Sul dualismo con l’Olimpia e il livello del campionato italiano:

“Il campionato non ha un livello fisico straordinario ma c’è un buon livello tecnico, senza dubbio. Alcune squadre sono in ascesa – la Reyer e Sassari sono sempre tra le prime, poi Brescia e Tortona sono squadre nuove, con una gestione solida, ambiziosa, squadre pronte a crescere. Questo non può che essere un bene per il basket italiano ed europeo perché, alla fine, l’Italia è stata una delle culle del basket in Europa, soprattutto in termini di allenatori, parlando di quello che faccio io. È stata una delle più grandi scuole per allenatori del basket mondiale e uno dei Paesi di riferimento. A Milano va riconosciuto il merito di essere tornata lassù, spinta da Giorgio Armani, il cui sostegno è stato fantastico. E poi Massimo Zanetti merita ancora più credito, perché ha preso la Virtus quando era nella seconda divisione italiana. Ha avuto la visione di portare la squadra nell’unico posto che merita una città di basket come Bologna, l’Euroleague. La città di Bologna ti restituisce come nessun altro in termini di sostegno, ma devi portarla in alto. Lo sforzo del nostro proprietario è stato davvero enorme. Come ho detto, anche altre squadre stanno spingendo e sono curioso di vedere dove arriveranno, cosa saranno in grado di fare”.

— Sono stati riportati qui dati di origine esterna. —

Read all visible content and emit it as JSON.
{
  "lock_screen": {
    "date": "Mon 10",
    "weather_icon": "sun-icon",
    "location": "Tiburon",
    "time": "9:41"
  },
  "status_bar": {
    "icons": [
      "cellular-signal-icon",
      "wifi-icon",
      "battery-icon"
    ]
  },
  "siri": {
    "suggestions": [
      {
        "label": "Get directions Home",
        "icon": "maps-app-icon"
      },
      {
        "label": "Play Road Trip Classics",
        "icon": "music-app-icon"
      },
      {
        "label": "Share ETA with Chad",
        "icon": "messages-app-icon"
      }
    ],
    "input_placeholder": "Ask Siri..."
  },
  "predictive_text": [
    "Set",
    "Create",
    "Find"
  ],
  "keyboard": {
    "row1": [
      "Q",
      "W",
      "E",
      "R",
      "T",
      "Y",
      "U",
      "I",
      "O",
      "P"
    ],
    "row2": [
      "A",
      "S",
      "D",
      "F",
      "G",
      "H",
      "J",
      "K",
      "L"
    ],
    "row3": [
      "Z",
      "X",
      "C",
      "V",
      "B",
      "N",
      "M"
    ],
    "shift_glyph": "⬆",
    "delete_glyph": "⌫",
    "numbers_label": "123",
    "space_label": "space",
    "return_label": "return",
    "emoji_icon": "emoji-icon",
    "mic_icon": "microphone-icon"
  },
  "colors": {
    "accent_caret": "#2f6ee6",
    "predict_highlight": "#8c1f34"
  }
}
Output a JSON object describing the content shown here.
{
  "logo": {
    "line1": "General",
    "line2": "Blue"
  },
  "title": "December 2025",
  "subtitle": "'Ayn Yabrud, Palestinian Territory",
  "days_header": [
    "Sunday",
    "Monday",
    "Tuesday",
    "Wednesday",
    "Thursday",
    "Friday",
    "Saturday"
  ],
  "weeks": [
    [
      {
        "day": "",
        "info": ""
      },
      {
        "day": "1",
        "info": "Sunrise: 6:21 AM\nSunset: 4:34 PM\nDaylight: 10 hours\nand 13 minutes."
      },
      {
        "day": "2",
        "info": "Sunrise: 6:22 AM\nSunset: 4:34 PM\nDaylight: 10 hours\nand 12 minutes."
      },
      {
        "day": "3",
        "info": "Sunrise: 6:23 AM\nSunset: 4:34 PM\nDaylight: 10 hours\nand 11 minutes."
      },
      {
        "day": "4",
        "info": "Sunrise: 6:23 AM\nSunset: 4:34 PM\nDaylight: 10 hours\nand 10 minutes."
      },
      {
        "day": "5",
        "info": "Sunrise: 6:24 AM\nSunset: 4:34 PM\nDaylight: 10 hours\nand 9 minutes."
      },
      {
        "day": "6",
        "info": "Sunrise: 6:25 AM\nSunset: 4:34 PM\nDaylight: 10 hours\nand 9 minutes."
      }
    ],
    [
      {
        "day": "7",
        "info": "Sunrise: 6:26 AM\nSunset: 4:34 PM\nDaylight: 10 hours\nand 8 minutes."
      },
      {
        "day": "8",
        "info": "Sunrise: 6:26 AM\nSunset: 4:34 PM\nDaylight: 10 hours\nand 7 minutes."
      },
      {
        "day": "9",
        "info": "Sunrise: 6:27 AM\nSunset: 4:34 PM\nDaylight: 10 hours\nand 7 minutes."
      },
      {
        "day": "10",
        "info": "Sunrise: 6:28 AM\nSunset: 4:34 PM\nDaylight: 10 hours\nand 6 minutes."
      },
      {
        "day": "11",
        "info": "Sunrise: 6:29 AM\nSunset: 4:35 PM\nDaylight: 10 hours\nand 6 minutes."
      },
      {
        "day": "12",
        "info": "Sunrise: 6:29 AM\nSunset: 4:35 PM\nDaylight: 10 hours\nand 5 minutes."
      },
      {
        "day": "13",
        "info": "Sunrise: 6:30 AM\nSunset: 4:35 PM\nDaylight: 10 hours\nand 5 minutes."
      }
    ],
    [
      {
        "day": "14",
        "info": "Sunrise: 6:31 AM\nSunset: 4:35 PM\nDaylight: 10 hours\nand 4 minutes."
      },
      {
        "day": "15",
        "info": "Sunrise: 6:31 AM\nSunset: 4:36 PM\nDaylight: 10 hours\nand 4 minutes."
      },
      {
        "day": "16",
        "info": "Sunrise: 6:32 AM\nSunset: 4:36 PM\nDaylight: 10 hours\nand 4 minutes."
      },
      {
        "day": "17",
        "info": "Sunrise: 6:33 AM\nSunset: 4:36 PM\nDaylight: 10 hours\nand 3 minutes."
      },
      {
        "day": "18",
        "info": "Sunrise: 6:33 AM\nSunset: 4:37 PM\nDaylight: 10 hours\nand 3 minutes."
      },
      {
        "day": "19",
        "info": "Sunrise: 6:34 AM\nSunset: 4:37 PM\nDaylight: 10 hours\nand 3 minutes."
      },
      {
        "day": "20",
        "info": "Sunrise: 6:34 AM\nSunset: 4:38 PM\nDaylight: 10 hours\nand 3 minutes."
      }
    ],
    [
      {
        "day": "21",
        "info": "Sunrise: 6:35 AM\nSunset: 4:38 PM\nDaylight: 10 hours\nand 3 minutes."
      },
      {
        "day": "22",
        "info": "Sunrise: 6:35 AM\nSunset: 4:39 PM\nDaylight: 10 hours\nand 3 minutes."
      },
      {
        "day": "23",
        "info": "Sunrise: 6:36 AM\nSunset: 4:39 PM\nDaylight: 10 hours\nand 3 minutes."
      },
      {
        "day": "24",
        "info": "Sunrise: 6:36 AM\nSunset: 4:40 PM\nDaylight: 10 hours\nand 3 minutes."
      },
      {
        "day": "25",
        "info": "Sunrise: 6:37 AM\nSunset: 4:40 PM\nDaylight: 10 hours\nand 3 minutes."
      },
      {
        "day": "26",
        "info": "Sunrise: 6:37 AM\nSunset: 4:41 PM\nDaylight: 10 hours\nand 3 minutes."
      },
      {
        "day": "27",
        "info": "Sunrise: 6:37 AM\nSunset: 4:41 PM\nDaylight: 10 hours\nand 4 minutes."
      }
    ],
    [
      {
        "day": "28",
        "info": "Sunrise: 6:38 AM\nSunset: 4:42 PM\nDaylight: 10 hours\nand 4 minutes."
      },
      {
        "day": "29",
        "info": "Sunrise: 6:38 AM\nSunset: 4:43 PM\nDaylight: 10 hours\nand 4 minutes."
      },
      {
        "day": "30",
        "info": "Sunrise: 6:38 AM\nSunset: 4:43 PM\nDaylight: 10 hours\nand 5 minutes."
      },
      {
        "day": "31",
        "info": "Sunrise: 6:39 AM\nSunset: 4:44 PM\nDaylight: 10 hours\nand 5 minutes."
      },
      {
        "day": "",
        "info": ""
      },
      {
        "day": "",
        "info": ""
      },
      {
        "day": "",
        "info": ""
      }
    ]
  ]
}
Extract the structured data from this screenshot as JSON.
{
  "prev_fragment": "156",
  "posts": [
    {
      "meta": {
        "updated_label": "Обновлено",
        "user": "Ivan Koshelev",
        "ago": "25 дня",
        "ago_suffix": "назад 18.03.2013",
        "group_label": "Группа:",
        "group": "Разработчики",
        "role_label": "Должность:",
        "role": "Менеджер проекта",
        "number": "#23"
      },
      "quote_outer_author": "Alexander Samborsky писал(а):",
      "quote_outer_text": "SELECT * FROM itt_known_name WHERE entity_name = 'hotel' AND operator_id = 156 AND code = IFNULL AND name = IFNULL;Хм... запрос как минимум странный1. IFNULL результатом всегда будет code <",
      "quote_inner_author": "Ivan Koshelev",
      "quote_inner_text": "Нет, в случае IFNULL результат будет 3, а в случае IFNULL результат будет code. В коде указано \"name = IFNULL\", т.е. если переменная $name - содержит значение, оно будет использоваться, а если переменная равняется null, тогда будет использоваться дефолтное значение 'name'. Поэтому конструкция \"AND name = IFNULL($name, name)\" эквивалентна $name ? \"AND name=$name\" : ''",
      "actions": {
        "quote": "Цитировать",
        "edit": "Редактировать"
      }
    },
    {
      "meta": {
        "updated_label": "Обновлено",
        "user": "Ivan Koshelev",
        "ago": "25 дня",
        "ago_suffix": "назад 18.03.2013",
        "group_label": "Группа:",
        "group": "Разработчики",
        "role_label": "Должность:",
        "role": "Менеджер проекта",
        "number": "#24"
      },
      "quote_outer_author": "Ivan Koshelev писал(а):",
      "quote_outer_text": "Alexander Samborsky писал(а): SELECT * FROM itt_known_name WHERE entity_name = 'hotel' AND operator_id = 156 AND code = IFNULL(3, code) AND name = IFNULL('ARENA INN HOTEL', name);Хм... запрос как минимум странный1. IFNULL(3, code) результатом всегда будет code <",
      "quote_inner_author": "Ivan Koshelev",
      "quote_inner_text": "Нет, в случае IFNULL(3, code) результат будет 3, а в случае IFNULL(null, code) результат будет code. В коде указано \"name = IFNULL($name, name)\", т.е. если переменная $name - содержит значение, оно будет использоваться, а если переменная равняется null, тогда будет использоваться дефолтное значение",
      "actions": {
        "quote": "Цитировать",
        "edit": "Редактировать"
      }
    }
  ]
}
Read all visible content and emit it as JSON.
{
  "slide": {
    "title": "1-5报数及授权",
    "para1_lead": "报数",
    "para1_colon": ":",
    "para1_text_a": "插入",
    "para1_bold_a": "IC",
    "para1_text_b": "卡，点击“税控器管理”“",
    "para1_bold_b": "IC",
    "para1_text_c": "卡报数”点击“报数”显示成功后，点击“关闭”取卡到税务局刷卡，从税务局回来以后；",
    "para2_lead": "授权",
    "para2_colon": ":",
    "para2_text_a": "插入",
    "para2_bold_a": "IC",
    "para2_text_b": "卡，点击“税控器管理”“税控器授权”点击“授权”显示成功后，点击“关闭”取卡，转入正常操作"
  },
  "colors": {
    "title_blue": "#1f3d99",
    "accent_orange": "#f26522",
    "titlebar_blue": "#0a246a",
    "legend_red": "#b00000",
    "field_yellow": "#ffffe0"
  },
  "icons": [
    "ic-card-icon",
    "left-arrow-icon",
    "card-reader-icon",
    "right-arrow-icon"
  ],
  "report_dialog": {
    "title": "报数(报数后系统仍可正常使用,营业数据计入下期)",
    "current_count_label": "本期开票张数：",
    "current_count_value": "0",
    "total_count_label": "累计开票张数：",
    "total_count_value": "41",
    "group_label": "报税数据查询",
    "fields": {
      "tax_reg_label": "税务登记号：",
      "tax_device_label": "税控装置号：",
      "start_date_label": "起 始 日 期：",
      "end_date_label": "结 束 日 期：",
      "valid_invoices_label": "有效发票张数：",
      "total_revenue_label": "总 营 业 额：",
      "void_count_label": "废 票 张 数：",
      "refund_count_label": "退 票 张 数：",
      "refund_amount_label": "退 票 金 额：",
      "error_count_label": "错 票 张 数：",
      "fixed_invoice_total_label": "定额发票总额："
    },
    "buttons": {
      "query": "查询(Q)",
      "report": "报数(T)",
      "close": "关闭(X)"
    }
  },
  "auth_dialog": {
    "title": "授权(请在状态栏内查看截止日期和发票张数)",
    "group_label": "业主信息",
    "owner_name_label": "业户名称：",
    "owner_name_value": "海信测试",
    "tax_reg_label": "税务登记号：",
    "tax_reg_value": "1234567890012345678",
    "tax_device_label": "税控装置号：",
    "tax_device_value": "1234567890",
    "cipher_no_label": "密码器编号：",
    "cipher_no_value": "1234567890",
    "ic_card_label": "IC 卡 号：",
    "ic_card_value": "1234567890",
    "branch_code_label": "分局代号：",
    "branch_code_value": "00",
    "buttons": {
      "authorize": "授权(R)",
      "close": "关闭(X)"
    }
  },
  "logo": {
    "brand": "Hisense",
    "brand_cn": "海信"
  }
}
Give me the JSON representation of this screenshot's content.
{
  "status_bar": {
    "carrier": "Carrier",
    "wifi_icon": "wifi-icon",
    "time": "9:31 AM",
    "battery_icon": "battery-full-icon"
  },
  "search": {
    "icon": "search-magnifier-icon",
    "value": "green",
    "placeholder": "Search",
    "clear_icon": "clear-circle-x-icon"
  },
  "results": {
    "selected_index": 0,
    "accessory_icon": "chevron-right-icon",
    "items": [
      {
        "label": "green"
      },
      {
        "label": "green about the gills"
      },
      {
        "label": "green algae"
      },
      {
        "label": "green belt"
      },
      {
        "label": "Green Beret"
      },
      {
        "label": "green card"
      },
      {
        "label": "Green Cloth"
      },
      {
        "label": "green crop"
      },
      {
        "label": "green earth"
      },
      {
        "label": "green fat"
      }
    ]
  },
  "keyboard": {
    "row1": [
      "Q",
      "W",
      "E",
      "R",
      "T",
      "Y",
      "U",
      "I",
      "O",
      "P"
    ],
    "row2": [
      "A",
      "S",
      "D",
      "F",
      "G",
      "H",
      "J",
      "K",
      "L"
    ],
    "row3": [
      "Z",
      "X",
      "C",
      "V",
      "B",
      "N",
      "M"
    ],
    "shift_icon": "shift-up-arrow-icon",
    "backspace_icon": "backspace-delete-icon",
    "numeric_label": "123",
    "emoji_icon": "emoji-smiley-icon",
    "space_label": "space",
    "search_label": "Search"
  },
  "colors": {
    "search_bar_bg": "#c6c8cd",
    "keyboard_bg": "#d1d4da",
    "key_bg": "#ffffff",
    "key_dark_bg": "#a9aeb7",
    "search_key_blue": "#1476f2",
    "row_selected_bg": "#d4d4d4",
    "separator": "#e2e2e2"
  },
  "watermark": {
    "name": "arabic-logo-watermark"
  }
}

Bologna di nuovo nel basket che conta:

Mi sento felice e anche sollevato. Quando sono arrivato qui, la Virtus aveva appena vinto il campionato italiano in modo quasi inaspettato. Sentivo la delusione per non aver raggiunto le finali di EuroCup la scorsa stagione, che ti davano un posto in EuroLeague, più della gioia per la vittoria del campionato italiano, che è stata una vittoria incredibile. L’ho sentito e ne sono stato anche sorpreso; “il fantasma di Kazan” era nell’aria e ci è rimasto per tutta la stagione, devo ammetterlo. È stata una sconfitta dolorosa e per questo ho voluto includere Sasa (Djordjevic)e il suo staff tecnico in questa vittoria. A parte questo, un uomo saggio una volta ha detto che un grande successo è anche un biglietto d’ingresso per una sfida più difficile e tutti noi dobbiamo esserne pienamente consapevoli, ognuno nel club, indipendentemente dal ruolo che ricopre. Se vogliamo alzare l’asticella, dobbiamo avere le capacità e le gambe forti per saltarla di nuovo. Questa è la nostra prossima sfida e tutti sono disposti a lavorare nella stessa direzione. Speriamo di prendere le decisioni giuste per fare ancora meglio”.